Rechtsgutachten: Versprochen ist versprochen
Berlin ist verpflichtet, die Zuständigkeit für die Flüchtlinge von Oranienplatz und Hauptmann-Schule von anderen Bundesländern zu übernehmen.
Die Integrationsbeauftragte Monika Lüke hat ein Rechtsgutachten in Auftrag gegeben, das Innensenator Frank Henkel (CDU) widerspricht: Zusagen des Senats an die Flüchtlinge von Oranienplatz und Gerhart-Hauptmann-Schule sind sehr wohl verbindlich, lautet die Schlussfolgerung des Gutachters Andreas Fischer-Lescano, Juraprofessor an der Universität Bremen.
Viele Flüchtlinge waren ursprünglich in einem anderen Bundesland registriert, bevor sie zum Protestcamp auf dem Oranienplatz oder zur Gerhart-Hauptmann-Schule kamen. Dabei sind Flüchtlinge eigentlich verpflichtet, in ihrem Bundesland zu bleiben. Doch Berlin kann die Zuständigkeit für sie übernehmen. In dem „large:Einigungspapier“ zwischen Integrationssenatorin Dilek Kolat (SPD) und Flüchtlingsvertretern wurde eine „umfassende Prüfung der Einzelfallverfahren“ auch in Hinblick auf „Anträge auf Umverteilung“ von einem anderen Bundesland nach Berlin zugesagt.
Henkel schrieb im April in einem Brief an die Innenminister der anderen Bundesländer und des Bundes: Es sei keinesfalls so, dass Berlin „einer länderübergreifenden Verteilung faktisch zugestimmt hätte. Vielmehr wird nach den auch sonst üblichen Kriterien einzelfallbezogen entschieden werden“.

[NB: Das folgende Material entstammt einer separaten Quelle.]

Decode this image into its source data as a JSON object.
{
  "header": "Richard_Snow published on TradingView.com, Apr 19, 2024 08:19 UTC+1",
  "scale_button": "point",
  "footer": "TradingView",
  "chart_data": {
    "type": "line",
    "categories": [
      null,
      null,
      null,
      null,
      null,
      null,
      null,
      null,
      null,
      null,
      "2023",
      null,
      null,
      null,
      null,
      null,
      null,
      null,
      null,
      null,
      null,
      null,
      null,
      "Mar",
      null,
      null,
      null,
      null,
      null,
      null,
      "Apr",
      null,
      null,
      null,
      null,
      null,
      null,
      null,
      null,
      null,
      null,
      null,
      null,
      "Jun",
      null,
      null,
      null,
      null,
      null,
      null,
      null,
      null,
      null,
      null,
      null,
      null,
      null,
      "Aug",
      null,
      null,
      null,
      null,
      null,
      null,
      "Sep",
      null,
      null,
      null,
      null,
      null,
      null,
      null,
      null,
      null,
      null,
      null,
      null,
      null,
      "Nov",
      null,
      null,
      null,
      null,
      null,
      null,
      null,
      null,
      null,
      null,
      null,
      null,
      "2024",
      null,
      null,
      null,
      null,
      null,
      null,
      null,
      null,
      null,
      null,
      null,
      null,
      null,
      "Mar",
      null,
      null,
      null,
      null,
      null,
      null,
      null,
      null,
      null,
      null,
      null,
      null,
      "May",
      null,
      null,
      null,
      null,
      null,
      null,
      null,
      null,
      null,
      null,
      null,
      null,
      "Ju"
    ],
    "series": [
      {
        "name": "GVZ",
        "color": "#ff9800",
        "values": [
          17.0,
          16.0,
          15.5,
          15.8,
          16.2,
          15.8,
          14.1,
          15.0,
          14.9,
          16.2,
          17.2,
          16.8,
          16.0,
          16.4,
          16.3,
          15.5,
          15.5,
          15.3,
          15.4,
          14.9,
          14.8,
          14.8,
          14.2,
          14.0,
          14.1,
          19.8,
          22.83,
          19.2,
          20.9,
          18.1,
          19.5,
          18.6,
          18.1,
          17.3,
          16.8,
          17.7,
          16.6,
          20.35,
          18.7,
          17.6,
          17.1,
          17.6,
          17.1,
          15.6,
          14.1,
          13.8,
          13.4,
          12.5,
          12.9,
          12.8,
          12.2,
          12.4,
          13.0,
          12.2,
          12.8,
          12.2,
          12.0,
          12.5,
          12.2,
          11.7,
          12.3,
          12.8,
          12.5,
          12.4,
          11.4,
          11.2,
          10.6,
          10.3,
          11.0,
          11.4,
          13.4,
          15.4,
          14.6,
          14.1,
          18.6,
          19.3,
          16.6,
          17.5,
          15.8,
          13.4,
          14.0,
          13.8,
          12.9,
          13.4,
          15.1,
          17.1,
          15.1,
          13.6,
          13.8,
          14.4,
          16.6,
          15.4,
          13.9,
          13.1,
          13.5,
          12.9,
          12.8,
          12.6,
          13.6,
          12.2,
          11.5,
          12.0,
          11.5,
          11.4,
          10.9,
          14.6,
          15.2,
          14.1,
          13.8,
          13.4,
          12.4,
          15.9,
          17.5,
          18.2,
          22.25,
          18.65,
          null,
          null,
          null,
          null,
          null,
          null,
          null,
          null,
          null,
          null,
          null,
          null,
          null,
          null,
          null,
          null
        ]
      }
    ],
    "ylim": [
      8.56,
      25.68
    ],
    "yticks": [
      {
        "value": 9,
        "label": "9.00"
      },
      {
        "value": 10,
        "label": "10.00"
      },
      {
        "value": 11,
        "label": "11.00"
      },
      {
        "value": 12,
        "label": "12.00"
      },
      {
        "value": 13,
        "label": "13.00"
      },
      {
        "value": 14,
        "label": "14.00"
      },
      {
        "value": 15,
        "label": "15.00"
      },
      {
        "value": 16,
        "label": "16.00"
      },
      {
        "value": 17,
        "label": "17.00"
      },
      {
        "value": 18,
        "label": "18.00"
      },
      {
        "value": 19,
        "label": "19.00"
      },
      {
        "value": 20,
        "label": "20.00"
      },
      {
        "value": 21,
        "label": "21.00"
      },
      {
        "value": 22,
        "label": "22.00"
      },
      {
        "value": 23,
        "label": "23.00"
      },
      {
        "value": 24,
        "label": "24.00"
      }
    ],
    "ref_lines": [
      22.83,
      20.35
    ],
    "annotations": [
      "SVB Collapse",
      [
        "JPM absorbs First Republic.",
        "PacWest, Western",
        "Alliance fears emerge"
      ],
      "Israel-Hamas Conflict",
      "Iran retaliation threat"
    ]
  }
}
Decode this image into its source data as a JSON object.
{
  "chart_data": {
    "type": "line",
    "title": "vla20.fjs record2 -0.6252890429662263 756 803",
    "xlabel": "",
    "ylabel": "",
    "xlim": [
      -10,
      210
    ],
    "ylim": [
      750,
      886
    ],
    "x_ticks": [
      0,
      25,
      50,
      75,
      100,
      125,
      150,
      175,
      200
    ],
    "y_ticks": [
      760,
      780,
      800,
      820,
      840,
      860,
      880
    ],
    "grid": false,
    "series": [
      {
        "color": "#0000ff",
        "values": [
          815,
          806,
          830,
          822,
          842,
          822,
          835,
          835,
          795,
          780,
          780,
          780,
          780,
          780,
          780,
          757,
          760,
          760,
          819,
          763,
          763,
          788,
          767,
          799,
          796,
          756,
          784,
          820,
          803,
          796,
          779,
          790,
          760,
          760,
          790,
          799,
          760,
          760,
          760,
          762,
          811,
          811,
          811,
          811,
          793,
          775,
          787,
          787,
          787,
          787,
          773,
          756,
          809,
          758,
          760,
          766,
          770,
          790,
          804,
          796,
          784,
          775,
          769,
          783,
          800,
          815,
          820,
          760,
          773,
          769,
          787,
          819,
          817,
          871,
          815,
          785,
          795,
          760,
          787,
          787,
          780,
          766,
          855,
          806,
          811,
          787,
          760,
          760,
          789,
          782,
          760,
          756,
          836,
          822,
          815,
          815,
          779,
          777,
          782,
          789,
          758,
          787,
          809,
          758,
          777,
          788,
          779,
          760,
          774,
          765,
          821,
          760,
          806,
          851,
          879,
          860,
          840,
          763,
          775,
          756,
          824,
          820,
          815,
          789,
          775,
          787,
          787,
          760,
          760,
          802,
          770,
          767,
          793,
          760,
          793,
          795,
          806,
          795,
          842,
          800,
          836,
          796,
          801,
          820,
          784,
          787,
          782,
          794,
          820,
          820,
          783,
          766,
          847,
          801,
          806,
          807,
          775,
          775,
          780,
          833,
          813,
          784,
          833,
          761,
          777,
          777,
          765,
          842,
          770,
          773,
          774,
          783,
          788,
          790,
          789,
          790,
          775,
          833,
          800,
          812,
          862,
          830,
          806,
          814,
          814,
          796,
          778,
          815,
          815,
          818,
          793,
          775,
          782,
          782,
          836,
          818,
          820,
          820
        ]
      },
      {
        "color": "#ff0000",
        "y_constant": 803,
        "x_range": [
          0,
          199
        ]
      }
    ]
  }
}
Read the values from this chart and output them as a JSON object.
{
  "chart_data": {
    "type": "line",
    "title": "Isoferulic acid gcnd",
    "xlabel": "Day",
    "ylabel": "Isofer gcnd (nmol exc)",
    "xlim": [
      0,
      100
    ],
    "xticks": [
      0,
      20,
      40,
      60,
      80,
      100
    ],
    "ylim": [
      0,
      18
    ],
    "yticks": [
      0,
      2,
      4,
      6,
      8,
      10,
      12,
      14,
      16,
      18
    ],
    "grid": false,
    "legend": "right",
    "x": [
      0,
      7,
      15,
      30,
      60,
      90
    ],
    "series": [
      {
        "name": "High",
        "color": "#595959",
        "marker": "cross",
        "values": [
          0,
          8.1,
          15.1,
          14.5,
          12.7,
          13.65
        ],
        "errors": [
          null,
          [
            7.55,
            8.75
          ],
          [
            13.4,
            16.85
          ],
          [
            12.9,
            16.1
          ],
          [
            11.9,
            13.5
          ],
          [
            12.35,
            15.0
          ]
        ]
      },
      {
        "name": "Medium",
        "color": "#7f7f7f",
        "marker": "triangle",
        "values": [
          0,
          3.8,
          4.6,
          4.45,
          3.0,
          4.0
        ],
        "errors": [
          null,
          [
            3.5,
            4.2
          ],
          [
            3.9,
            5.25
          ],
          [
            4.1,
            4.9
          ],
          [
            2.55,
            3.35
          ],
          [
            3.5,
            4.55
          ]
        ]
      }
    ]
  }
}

Der taz veröffentlicht an dieser Stelle exklusiv das Gutachten von Fischer-Lescano für die Integrationsbeauftragte Lüke, das zu einem anderen Schluss kommt: Die Flüchtlinge haben einen verbindlichen Rechtsanspruch darauf, dass das Land Berlin die Zuständigkeit für sie übernimmt. Dieser Anspruch ergibt sich für einige Gruppen der Flüchtlinge aus dem Inhalt des Einigungspapiers, für andere auch daraus, dass die Flüchtlinge schon so lange in Berlin geduldet wurden.
Die endgültige Entscheidung darüber, wie verbindlich die Zusagen sind, fällen allerdings weder der Innensenator noch ein Gutachter, sondern Richter. Wenn der Senat sich nicht an seine Zusagen hält, müssen die Flüchtlinge vor dem Verwaltungsgericht klagen.